NORWAY: FINNMARK, Sør-Varanger, Øvre Pasvik Nasjonalpark, UTM 35W NS 8099 5855, 18 Aug. 2011, in Sphagnum or Polytrichum,  leg. Inger Kristoffersen & Eddi Johannesen. HORDALAND, Ulvik, Finse, Fetene  UTM(WGS84): MN 193-195 177-183, 10.09.1980, 1205 m.o.h., Rumiceto-Salicetum lapponae, leg. Gro Gulden 615/80 – O-302546, Gro Gulden 612/80 – O-302543, Gro Gulden  614/80 – O-30254, and Gro Gulden  616/80 – O-302547;  Ulvik, Finse, Fetene 26.10.2005, in moss under Salix sp., 1200 m.o.h., leg. A. Aronsen A 25/05 – O-286602. SOGN OG FJORDANE, Lærdal, Hemsedalsfjellet 30.09.2012, alpine Salix shrubs, 1100 m.o.h., leg. I. Kristoffersen & A. Aronsen; 21.09.2013, in moss among Salix shrubs, leg. A. Aronsen.

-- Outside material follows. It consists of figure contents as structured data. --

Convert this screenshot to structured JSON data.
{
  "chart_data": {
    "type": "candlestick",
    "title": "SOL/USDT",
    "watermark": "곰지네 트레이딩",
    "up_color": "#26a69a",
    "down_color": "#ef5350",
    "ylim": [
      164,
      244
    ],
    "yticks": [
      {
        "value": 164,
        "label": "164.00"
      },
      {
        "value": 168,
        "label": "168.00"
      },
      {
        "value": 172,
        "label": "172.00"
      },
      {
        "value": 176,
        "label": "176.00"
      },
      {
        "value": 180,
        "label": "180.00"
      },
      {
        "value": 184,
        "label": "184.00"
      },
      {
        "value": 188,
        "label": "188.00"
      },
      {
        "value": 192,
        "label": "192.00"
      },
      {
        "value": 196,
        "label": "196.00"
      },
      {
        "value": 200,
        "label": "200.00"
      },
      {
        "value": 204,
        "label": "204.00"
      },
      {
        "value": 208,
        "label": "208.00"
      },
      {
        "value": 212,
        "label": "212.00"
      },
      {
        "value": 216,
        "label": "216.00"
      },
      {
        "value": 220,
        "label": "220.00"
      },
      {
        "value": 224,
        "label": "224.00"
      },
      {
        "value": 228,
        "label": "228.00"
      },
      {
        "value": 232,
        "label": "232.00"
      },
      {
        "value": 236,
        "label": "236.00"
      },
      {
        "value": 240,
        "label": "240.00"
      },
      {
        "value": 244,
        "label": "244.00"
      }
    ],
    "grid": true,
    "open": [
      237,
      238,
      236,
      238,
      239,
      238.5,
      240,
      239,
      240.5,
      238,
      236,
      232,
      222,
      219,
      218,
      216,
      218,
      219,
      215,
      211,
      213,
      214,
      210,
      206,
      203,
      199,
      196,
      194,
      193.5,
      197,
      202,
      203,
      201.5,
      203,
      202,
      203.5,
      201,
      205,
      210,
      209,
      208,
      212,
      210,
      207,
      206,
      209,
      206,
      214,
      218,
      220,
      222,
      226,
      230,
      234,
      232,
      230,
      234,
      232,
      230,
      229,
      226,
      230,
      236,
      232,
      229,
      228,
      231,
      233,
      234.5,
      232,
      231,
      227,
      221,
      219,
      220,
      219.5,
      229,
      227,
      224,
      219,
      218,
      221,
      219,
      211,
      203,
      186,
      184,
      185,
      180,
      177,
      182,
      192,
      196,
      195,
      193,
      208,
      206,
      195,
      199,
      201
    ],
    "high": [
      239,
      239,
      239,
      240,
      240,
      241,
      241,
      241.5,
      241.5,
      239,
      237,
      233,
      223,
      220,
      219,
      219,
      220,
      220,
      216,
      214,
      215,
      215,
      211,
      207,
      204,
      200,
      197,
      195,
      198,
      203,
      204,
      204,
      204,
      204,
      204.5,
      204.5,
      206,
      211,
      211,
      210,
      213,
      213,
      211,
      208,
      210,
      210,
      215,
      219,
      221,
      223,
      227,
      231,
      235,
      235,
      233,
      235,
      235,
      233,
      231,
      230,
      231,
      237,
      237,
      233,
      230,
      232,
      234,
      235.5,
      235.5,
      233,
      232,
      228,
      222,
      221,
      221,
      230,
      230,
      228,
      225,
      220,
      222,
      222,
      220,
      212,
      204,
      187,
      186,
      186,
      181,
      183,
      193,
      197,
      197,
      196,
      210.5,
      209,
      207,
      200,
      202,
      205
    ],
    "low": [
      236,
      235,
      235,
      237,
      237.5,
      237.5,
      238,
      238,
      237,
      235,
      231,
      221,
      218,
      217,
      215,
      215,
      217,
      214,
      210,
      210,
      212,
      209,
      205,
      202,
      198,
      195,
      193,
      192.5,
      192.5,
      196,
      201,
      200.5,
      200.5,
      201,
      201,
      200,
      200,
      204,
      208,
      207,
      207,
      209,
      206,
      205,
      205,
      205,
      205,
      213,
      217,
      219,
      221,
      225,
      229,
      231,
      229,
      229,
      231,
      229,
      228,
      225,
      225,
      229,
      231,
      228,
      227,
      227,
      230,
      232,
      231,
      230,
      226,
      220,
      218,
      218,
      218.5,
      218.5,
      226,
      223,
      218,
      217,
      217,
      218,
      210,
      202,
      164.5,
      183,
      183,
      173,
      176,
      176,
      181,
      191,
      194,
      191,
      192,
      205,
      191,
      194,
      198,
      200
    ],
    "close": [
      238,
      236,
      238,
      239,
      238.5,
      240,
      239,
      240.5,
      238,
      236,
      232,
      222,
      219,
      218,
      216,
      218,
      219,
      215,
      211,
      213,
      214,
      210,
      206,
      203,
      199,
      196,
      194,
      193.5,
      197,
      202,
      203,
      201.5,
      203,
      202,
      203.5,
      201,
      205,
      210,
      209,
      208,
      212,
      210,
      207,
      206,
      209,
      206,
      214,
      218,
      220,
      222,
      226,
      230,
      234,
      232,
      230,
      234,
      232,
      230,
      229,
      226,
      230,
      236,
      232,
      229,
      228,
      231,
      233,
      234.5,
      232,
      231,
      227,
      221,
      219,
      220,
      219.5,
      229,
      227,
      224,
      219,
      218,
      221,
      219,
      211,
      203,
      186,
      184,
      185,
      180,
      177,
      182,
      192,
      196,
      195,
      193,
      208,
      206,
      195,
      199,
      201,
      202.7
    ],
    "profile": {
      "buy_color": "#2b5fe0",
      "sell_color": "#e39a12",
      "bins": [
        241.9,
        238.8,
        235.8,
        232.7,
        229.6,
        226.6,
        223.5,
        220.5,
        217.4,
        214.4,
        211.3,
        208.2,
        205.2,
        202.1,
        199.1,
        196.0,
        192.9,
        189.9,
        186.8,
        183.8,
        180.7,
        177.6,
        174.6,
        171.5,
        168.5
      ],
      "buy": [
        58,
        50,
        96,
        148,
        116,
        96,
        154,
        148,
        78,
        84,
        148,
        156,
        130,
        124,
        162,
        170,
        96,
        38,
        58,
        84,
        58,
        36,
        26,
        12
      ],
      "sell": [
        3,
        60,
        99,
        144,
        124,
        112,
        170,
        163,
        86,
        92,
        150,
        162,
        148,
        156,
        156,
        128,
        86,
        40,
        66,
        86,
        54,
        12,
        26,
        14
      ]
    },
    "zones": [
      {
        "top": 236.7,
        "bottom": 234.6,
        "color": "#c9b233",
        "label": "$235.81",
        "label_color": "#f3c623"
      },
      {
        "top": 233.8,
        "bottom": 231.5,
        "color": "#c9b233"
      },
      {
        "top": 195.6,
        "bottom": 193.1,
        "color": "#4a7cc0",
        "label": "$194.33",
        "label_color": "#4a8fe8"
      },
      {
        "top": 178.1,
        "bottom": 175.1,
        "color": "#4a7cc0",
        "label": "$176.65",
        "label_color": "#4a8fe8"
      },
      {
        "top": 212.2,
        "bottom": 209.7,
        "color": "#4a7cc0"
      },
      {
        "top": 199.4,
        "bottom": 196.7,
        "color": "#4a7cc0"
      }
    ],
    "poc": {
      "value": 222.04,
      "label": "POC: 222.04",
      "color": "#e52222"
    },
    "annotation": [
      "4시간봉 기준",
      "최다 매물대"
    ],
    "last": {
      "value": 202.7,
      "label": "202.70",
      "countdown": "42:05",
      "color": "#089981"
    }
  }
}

BUSKERUD, Hemsedal, Hemsedalsfjellet ved Slettevatnet UTM 32V MN 54678 59574, 21.09.2013, in alpine Salix shrubs, 1130 m.o.h., leg. A. Aronsen A45/13; Hemsedal, Hemsedalsfjellet ved Heimretjernet, UTM 32V MN 55061 57456, 22.09.2013, in alpine Salix shrubs, 1100 m.o.h., leg. A. Aronsen. TELEMARK, Tinn, ved Møsvann, UTM 32V MM 60605 30873, 14.09.2014, in alpine Salix shrubs, 930 m.o.h, leg. A. Aronsen.